Writer Sean Moynihan is legally blind and was inspired by Tony Robbins to write the script. Earlier versions of the story did not include Robbins' character; instead, a psychic was responsible for Hal's change of view.

In December 1999, Paltrow was in talks to star. The Farrelly brothers tried unsuccessfully to get Garry Shandling to star as Mauricio before Jason Alexander was cast.

Production was moved up in order to get the film completed before July 2000 and a threatened Screen Actors Guild strike.
Filming took place in Charlotte, North Carolina.

The Farrelly Brothers defended the movie and its plot to critics, arguing it was more than a mere "fat joke" type of movie and was instead one that had a strong message about "inner beauty".

Gwyneth Paltrow played both roles, slim and fat Rosemary (except for a couple of close-up shots of fat Rosemary below the neck, which were played by her body double Ivy Snitzer), and had to wear a specially designed 25-pound fatsuit and prosthetic make-up. She later admitted that she did not enjoy partaking in production of the movie, in particular dreading having to wear the fat suit and makeup. The prosthetic make-up effects and body suits for Rosemary, Rosemary's mother, and all of the secondary characters were designed and created by Tony Gardner and his company Alterian, Inc.

==Reception==

===Box office===
In its opening weekend at the U.S. box office, Shallow Hal grossed $22.5 million, opening at #2 behind Monsters, Inc.. It grossed a total of $141.1 million, of which $70.7 million was in the United States.

===Critical response===

On Rotten Tomatoes, the film has a rating of 49%, based on 135 reviews, and an average rating of 5.5/10. The site's critical consensus reads, "While surprisingly sweeter and warm-hearted than previous Farrelly outings, Shallow Hal is also less funny and more bland". On Metacritic, it has a score of 48% based on reviews from 33 critics, indicating "mixed or average reviews". Audiences polled by CinemaScore gave the film an average grade of "C+" on an A+ to F scale.

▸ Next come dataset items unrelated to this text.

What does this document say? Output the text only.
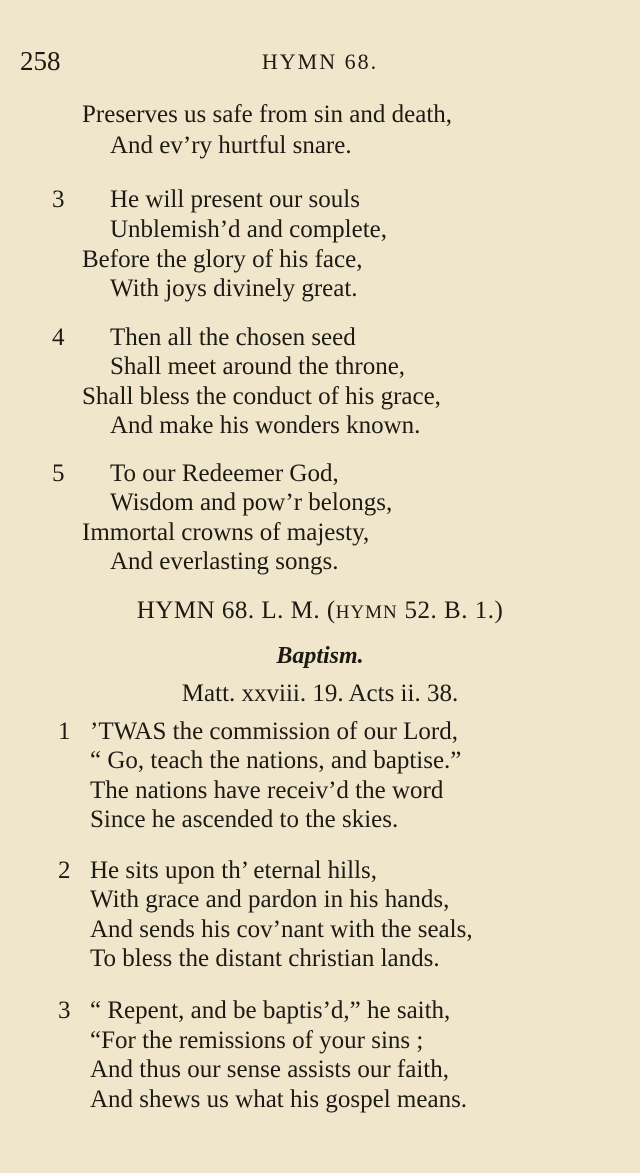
258	HYMN 68.
Preserves us safe from sin and death,
And ev’ry hurtful snare.
3 He will present our souls
Unblemish’d and complete,
Before the glory of his face,
With joys divinely great.
4 Then all the chosen seed
Shall meet around the throne,
Shall bless the conduct of his grace,
And make his wonders known.
5 To our Redeemer God,
Wisdom and pow’r belongs,
Immortal crowns of majesty,
And everlasting songs.
HYMN 68. L. M. (HYMN 52. B. 1.)
Baptism.
Matt. xxviii. 19. Acts ii. 38.
1 ’TWAS the commission of our Lord,
“ Go, teach the nations, and baptise.”
The nations have receiv’d the word
Since he ascended to the skies.
2 He sits upon th’ eternal hills,
With grace and pardon in his hands,
And sends his cov’nant with the seals,
To bless the distant christian lands.
3 “ Repent, and be baptis’d,” he saith,
“For the remissions of your sins ;
And thus our sense assists our faith,
And shews us what his gospel means.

Roger Ebert of the Chicago Sun-Times gave it 3 out of 4 and called it "Often very funny, but it is also surprisingly moving at times".
A. O. Scott of The New York Times called it "a series of fat jokes...[turned] into a tender fable and a winning love story".

Todd McCarthy of Variety wrote: "With the relatively untested Black coming on awfully strong, the lack of directorial finesse lets the enterprise down, creating some clunky scenes and dead air where laughs might have been expected."

Some critics, like Sally E. Smith of BBW Magazine, reacted negatively to the portrayal of fat people in the film, which according to her reinforced the false stereotype that obesity was solely to be blamed on unhealthy eating habits. In a 2023 interview with The Guardian, Paltrow's body double Ivy Snitzer revealed that, following the movie's release, she had faced negative comments claiming that she was "promoting obesity", and insinuations that she should lose weight instead. This led her to develop issues with her body image, which in turn resulted in eating disorders, overexercising and complications from a gastric band surgery.

===Awards===
The film was nominated at the 2002 Teen Choice Awards as Choice Movie: Comedy and its leads were nominated Choice Movie: Comedy Actor (Jack Black) and Choice Movie: Comedy Actress (Gwyneth Paltrow).

==Home media==
Shallow Hal was released on VHS and DVD in July 2002, and topped the rental charts the week it was released. It also performed well on Pay-Per-View. Fox released the film only 30 (rather than 45) days after its debut on DVD and video, and it became the top performing PPV title of 2002.